Gas-fired power, which registered the only gains across conventional power generation sources in 2016, will further increase its share in the power mix although from a very low base.
But 'coal-to-gas-switching' episodes are likely to remain limited unless the 2016 trend of bullish global coal prices continues into 2017.
HEE: I’m just back from our East European power conference in Warsaw, where traders called for greater intraday market access, pushing TSO balancing timeframes back. Quite apart from today’s winter squeeze, traders are excited by the new volatility in power as renewables gain ground.
AF: indeed – and of course, volatility on the German spot market is nothing new, with Germany leading the way in moving intraday trading right up to delivery, supported by a policy framework built around the energy-only market.
But you know the medium term view remains bearish. German year-ahead power prices fell 14% on the year, the biggest annual percentage decline since 2013. Wind capacity additions were strong again last year. Solar has slowed right down, but it’s not that long ago that a raft of mis-timed new coal plants came online. Meanwhile at municipal level we’ve seen a rash of gas-fired cogeneration plants replace ageing infrastructure.
It is not until the country’s remaining eight reactors are closed in the early 2020s that Germany’s conventional plant margins begin to tighten.
HEE: meanwhile, however, dispatchable plant margins are set to drop by 22 GW in NW Europe over the next three years as old coal and oil plants are shut – could that support continental prices in the medium term?

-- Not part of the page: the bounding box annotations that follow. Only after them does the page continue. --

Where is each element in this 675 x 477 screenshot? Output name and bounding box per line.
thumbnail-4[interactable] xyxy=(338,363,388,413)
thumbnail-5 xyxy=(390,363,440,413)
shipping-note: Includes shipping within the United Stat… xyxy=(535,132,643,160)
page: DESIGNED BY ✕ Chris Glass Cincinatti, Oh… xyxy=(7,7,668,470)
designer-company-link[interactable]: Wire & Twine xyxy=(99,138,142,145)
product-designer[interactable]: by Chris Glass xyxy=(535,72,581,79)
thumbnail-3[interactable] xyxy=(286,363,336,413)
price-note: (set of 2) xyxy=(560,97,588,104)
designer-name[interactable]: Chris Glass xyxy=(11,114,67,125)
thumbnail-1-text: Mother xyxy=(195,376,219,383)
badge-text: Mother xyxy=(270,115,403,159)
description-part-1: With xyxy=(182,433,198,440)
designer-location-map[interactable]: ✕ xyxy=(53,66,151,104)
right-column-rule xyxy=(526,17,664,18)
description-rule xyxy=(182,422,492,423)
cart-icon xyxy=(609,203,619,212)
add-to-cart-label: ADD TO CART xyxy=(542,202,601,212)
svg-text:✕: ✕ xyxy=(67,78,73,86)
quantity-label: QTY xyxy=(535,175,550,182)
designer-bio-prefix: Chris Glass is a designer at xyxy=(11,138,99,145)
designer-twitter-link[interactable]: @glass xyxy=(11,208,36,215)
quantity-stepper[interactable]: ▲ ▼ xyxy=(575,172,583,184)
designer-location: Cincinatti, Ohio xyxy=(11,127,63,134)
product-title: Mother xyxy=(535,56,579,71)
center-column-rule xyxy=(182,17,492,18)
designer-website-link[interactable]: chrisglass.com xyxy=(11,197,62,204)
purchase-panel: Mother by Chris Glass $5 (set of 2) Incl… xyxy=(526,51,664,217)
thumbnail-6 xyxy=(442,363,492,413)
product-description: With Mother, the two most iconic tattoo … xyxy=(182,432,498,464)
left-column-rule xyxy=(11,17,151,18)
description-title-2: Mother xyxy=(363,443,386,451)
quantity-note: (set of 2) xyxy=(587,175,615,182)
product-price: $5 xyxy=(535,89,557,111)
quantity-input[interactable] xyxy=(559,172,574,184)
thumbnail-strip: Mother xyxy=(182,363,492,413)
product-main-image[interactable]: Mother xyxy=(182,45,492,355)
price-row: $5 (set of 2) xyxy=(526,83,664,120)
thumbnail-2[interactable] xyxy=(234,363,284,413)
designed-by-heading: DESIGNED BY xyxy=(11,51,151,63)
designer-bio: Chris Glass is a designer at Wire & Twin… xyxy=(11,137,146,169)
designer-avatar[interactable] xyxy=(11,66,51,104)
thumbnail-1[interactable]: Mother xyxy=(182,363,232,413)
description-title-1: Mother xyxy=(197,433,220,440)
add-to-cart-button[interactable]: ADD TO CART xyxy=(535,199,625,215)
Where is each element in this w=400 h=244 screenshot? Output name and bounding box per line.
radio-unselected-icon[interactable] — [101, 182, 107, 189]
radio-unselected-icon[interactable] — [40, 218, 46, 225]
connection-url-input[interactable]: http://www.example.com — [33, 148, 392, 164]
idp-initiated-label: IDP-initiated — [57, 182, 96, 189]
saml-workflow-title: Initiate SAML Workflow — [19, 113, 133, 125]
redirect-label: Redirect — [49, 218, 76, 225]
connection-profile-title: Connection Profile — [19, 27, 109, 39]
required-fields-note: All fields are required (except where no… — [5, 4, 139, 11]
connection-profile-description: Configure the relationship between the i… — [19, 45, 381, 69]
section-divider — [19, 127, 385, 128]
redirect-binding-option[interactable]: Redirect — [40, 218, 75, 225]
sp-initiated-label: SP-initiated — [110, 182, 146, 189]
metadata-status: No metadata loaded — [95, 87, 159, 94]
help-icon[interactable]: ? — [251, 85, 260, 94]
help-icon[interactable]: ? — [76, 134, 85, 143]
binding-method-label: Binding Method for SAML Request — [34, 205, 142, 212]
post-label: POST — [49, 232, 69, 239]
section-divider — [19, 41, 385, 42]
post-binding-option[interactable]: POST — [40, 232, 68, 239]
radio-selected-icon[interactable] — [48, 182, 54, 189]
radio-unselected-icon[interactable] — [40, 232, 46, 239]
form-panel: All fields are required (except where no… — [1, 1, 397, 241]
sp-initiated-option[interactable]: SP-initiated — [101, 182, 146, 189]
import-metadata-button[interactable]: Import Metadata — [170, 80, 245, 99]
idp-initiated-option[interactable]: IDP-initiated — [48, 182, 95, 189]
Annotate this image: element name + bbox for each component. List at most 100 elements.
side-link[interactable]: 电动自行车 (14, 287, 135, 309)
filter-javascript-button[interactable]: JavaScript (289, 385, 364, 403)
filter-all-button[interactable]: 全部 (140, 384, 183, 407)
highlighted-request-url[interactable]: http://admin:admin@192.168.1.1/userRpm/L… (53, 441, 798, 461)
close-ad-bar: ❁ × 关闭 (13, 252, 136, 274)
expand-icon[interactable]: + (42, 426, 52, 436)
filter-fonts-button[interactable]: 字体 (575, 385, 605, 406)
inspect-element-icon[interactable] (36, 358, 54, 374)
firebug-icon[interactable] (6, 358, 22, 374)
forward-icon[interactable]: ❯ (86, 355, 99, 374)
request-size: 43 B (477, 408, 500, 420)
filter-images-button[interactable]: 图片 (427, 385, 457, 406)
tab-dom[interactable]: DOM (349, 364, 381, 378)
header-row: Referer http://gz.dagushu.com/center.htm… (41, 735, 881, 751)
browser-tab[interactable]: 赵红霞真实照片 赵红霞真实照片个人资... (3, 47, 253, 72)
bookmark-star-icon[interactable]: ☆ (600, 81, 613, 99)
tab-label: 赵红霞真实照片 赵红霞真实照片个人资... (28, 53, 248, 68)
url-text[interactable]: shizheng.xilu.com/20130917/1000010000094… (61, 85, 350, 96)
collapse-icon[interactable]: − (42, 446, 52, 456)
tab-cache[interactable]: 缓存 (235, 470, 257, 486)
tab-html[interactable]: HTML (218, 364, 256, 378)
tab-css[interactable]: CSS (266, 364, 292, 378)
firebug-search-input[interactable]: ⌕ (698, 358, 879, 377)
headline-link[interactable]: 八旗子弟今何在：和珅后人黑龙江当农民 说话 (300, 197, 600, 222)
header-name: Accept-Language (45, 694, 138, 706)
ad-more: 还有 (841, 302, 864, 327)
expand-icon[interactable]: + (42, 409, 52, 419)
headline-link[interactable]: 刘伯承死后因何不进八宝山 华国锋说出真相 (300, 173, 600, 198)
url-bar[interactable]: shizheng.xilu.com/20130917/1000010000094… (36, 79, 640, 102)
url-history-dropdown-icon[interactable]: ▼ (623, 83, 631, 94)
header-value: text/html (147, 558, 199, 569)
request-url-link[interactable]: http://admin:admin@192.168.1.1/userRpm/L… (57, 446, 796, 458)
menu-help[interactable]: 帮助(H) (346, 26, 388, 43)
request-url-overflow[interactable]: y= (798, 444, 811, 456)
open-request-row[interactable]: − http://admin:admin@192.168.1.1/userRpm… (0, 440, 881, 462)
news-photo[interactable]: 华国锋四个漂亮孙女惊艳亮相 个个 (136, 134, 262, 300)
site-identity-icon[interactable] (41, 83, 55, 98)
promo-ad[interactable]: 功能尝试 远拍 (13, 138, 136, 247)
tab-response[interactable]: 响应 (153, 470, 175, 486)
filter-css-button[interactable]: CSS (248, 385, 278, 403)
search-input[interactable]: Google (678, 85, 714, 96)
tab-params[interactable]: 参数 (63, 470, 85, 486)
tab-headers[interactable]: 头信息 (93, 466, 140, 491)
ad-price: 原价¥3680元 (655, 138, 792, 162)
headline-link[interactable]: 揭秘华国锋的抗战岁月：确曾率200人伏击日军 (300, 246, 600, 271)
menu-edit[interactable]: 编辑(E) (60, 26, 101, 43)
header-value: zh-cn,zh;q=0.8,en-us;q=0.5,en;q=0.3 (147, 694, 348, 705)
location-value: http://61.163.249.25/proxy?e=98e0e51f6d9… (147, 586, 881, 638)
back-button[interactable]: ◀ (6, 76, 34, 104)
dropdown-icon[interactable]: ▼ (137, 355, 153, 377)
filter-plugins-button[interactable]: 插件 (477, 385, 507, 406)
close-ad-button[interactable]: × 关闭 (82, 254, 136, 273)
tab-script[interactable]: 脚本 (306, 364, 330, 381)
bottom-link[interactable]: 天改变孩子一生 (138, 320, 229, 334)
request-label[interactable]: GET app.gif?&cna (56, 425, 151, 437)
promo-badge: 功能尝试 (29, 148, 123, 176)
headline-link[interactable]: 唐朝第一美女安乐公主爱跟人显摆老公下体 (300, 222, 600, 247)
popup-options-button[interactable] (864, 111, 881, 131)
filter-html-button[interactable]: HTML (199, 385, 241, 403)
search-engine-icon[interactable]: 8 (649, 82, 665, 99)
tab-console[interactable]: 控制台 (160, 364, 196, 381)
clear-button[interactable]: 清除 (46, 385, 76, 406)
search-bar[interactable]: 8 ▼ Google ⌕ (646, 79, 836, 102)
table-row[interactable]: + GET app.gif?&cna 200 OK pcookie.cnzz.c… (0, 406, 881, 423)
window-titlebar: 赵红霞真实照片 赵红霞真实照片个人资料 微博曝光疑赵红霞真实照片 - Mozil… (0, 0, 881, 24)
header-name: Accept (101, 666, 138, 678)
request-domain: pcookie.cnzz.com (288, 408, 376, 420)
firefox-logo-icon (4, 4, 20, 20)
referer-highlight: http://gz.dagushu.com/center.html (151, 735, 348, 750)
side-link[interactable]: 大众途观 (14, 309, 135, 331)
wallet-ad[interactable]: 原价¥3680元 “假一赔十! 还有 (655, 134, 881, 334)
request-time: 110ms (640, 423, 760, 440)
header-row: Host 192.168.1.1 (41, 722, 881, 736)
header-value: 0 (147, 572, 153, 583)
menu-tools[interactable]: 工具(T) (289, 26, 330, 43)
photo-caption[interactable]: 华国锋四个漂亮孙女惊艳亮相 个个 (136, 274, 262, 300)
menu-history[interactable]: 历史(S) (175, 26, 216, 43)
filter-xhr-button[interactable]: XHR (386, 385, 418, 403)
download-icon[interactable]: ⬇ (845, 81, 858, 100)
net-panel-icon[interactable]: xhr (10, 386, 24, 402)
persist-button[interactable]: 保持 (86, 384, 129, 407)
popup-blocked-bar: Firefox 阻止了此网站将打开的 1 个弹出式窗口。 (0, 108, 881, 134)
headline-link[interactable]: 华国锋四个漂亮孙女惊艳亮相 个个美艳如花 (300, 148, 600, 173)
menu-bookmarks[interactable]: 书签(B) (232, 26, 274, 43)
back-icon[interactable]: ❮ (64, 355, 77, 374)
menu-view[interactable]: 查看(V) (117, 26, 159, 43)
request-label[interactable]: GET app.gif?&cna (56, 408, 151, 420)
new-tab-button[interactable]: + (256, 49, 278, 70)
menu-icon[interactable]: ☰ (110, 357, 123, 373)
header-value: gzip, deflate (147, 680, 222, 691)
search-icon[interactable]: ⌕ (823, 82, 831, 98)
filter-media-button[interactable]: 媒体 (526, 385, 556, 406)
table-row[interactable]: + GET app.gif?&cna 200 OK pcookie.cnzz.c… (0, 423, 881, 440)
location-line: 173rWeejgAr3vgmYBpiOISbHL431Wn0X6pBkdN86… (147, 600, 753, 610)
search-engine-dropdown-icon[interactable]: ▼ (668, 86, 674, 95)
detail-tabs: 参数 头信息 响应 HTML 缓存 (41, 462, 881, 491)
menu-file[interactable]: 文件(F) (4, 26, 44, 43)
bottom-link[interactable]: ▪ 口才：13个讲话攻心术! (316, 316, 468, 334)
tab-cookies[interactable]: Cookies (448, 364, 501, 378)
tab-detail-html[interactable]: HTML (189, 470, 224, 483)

AF: we wait and see – there are so many variables in the market, notably on the demand side in terms of efficiency, and at the distributed generation level. Then there are policy interventions – capacity markets prompting new plant investment, and old plant life extension. In Germany we’ve seen plant operators ordered to keep old power stations on line.
In the UK we’ve seen closures reversed to capture regulated earnings. Interventions tend to deaden market prices – it takes unusual circumstances, as in France this winter, to lift prices significantly.